Para quem ganha até um salário mínimo
- Final 1: 24 de setembro
- Final 2: 25 de setembro
- Final 3: 26 de setembro
- Final 4: 29 de setembro
- Final 5: 30 de setembro
- Final 6: 1º de outubro
- Final 7: 2 de outubro
- Final 8: 3 de outubro
- Final 9: 6 de outubro
- Final 0: 7 de outubro
Para quem ganha acima de um salário mínimo
- Finais 1 e 6: 1º de outubro
- Finais 2 e 7: 2 de outubro
- Finais 3 e 8: 3 de outubro
- Finais 4 e 9: 6 de outubro
- Finais 5 e 0: 7 de outubro
Dúvidas sobre a nova regra da pensão por morte

Todos os netos podem receber pensão por morte?
Não. Apenas aqueles com guarda judicial reconhecida e cuja dependência econômica esteja formalizada.
Preciso de decisão judicial para incluir um sobrinho como dependente?
Sim. A guarda ou tutela precisa ser formalizada por decisão judicial.
O que acontece se o segurado não tiver declarado o menor como dependente?
Sem a declaração formal registrada no INSS, o pedido de pensão pode ser indeferido.
Há prazo para pedir a pensão por morte?
Sim. O prazo é de 90 dias após o falecimento para garantir pagamento retroativo desde a data do óbito. Após esse prazo, o benefício é pago apenas a partir da data do requerimento.
Considerações finais
A nova lei que entrou em vigor em 2025 representa um marco na política previdenciária brasileira ao reconhecer arranjos familiares mais amplos.
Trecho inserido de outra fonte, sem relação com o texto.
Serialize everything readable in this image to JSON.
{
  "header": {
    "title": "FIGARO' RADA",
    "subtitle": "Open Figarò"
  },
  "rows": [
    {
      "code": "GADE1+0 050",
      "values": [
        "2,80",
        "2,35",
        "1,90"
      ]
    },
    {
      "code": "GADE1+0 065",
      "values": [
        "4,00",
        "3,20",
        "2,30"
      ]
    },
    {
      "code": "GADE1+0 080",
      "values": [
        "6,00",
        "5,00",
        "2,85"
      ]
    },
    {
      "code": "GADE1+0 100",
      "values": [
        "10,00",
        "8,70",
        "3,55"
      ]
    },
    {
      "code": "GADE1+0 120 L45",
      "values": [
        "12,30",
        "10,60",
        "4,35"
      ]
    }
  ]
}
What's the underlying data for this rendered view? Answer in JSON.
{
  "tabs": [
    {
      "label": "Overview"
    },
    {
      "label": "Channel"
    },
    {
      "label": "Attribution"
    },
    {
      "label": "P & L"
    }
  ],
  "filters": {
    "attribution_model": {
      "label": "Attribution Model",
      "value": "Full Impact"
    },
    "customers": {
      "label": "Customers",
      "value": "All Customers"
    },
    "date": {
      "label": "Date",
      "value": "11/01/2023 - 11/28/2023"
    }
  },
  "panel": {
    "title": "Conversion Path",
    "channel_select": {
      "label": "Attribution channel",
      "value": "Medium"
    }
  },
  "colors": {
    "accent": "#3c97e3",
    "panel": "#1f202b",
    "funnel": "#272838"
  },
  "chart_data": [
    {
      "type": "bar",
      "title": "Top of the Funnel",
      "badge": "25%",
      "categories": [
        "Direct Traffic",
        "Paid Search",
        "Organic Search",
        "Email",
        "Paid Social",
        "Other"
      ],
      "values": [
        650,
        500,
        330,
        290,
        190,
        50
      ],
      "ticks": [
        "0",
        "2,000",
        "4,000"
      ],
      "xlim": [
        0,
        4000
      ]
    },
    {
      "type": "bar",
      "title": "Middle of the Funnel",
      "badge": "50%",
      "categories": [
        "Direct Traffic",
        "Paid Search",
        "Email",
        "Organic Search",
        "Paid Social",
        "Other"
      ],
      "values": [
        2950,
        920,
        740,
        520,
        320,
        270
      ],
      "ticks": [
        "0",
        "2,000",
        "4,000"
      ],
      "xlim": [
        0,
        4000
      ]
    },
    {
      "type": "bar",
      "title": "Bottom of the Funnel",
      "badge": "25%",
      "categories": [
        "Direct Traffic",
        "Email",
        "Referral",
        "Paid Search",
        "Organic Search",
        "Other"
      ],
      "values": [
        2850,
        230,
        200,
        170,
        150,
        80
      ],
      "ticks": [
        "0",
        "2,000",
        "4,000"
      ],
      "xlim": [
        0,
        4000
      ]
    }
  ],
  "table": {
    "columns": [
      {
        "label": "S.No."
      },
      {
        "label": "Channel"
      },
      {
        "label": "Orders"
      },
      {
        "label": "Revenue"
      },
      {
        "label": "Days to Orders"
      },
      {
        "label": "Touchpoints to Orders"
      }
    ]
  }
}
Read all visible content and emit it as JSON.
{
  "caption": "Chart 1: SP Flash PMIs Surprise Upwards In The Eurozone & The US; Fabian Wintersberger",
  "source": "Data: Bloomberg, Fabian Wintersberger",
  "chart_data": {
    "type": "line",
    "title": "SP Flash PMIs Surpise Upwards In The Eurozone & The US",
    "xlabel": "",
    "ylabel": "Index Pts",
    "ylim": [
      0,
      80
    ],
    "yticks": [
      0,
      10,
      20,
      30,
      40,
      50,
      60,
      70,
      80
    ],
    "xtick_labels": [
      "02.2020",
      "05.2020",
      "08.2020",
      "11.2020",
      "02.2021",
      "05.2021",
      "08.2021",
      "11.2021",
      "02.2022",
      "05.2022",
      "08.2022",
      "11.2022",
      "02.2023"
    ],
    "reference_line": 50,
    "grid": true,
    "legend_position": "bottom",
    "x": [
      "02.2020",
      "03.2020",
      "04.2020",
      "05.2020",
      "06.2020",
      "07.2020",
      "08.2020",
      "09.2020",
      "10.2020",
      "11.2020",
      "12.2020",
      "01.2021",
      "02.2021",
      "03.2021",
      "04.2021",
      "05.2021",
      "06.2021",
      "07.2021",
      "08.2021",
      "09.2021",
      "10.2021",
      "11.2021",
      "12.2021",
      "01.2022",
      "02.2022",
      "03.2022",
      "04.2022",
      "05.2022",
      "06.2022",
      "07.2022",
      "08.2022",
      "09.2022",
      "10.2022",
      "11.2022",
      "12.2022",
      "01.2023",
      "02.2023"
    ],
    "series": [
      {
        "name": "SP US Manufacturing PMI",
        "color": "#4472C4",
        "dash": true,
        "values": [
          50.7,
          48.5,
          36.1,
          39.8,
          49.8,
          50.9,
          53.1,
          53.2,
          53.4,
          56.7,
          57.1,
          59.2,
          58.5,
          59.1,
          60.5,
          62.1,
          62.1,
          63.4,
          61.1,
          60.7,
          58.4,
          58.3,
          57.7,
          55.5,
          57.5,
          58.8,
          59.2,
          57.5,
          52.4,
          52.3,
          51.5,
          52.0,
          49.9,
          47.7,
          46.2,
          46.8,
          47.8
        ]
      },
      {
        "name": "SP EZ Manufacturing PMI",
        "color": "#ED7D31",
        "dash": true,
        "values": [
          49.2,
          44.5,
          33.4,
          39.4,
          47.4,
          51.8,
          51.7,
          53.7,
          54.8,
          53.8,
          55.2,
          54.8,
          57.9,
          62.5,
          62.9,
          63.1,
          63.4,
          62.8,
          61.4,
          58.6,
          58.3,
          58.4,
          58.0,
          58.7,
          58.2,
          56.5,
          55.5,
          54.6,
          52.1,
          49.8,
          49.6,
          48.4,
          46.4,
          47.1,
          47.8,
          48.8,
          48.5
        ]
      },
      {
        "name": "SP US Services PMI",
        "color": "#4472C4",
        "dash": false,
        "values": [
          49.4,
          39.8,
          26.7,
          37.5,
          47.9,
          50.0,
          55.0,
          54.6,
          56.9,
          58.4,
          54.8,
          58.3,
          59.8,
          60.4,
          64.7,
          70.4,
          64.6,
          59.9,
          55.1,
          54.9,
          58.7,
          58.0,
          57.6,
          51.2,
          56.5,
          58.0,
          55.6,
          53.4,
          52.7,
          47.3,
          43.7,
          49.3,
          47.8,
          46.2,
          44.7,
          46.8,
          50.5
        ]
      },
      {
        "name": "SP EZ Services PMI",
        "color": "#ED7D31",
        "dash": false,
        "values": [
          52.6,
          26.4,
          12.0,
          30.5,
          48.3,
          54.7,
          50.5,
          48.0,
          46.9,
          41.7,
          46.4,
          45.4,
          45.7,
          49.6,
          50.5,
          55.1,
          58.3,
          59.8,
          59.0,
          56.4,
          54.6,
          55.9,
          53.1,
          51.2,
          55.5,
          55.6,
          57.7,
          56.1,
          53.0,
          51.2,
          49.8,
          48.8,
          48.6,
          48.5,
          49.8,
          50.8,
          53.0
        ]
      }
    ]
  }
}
Embora o acesso à pensão por morte continue sujeito a regras rígidas, a inclusão de netos, enteados e sobrinhos sob guarda judicial reforça a função social da Previdência.
Ao mesmo tempo, o INSS mantém exigências documentais para garantir que apenas dependentes legítimos sejam contemplados. Para famílias que perderam o segurado, conhecer os novos critérios e reunir a documentação correta é fundamental para evitar atrasos no recebimento.